The arrival of important visitors, M. Cambon, the former ambassador to the United States, and the new prime minister, M. Briand, delayed our reception, and while we waited we were escorted through the official rooms of the Élysée. It was a half-hour of most fascinating interest, not only because the vast salons were filled with what, in art, is most beautiful, but because we were brought back to the ghosts of other days.

What we actually saw were the best of Gobelin tapestries, the best of Sèvres china, the best of mural paintings. We walked on silken carpets, bearing the fleur-de-lis. We sat on sofas of embroidery as fine as an engraving and as rich in color as a painting by Morland. The bright autumn sunshine illuminated the ormulu brass of the First Empire, gilt eagles, crowns, cupids, and the only letter of the alphabet that always suggests one name.

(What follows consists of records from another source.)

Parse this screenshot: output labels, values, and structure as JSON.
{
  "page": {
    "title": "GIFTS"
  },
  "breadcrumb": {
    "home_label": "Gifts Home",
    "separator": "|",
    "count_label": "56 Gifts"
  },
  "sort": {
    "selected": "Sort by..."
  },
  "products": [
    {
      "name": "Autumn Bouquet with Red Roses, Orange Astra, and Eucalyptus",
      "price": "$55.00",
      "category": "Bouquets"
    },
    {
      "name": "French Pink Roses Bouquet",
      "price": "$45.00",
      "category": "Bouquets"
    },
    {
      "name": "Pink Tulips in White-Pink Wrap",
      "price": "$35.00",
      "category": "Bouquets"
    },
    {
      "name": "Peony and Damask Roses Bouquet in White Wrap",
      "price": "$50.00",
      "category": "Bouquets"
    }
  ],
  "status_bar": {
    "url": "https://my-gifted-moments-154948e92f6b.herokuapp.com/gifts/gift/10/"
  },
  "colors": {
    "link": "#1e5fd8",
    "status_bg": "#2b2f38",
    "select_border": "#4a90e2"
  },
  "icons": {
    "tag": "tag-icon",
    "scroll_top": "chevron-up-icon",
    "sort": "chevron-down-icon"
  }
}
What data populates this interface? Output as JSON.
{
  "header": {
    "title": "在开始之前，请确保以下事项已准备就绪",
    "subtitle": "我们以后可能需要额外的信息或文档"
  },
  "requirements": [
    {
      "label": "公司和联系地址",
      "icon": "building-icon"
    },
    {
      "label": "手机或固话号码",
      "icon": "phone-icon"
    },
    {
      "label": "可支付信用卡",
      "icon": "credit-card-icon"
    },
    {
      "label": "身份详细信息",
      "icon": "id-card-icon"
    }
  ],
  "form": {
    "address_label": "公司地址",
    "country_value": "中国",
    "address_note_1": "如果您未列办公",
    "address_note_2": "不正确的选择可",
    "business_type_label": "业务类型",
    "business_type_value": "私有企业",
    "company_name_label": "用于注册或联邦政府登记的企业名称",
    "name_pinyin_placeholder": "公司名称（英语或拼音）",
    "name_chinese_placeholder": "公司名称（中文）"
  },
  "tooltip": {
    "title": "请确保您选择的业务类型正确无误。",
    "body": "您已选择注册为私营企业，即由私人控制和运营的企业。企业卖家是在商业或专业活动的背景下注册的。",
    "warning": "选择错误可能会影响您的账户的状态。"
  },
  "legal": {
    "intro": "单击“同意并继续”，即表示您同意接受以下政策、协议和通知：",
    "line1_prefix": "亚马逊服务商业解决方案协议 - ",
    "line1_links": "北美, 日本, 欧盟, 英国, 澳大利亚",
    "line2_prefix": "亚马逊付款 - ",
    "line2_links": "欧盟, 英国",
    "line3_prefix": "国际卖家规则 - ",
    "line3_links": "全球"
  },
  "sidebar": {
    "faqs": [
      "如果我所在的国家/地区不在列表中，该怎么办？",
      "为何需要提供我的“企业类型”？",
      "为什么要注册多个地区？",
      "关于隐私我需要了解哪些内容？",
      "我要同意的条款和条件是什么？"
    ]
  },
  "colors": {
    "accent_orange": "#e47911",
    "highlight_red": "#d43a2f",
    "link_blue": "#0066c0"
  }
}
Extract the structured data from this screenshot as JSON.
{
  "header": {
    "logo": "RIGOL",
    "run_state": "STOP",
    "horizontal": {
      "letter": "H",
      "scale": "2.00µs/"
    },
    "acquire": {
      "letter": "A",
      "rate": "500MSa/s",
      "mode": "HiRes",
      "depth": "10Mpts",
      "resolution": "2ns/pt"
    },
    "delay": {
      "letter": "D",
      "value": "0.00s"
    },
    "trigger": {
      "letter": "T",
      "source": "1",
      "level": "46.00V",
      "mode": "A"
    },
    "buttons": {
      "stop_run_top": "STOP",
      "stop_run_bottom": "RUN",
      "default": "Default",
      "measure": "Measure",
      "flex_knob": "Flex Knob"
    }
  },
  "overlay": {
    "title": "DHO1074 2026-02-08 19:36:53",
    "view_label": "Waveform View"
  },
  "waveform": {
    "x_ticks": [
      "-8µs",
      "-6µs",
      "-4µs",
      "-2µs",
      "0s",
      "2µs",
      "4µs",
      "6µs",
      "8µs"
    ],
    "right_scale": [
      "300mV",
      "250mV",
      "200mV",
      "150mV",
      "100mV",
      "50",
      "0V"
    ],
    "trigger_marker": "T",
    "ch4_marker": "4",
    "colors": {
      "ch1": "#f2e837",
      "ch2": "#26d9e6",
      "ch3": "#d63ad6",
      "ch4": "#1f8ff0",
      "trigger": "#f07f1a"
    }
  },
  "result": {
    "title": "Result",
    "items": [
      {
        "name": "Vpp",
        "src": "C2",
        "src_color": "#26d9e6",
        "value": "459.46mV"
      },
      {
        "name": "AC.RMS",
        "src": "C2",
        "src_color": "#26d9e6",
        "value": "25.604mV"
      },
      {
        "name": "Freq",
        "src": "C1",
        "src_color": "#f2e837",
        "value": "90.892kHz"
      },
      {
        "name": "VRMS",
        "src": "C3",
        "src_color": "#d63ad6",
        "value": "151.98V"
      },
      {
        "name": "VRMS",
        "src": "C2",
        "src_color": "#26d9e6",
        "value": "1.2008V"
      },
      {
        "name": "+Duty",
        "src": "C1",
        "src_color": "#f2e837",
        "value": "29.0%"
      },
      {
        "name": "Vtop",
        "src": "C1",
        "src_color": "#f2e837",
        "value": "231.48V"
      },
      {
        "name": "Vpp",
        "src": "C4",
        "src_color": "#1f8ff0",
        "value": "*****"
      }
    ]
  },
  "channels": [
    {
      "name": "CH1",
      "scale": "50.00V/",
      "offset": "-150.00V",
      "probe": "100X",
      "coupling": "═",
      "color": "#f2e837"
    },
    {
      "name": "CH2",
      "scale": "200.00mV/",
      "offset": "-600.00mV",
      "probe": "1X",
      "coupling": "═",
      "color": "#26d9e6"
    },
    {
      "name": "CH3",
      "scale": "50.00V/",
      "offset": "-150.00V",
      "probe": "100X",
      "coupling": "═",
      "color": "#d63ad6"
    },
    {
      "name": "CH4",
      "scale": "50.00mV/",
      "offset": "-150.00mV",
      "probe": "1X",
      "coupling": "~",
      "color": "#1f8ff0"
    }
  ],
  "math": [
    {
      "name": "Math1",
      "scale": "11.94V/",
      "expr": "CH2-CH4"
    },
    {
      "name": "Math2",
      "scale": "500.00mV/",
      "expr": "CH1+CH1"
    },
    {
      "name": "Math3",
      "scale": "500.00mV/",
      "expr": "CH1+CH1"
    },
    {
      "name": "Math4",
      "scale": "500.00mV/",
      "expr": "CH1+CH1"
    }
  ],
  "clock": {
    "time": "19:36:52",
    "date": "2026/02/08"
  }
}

Those which we brought back to the rooms in which once they lived, planned, and plotted were the ghosts of Mme. de Pompadour, Louis XVI, Murat, Napoleon I, and Napoleon III. We could imagine the first Emperor standing with his hands clasped behind him in front of the marble fireplace, his figure reflected in the full-length mirrors, his features in gold looking down at him from the walls and ceilings. We intruded even into the little room opening on the rose garden, where for hours he would pace the floor.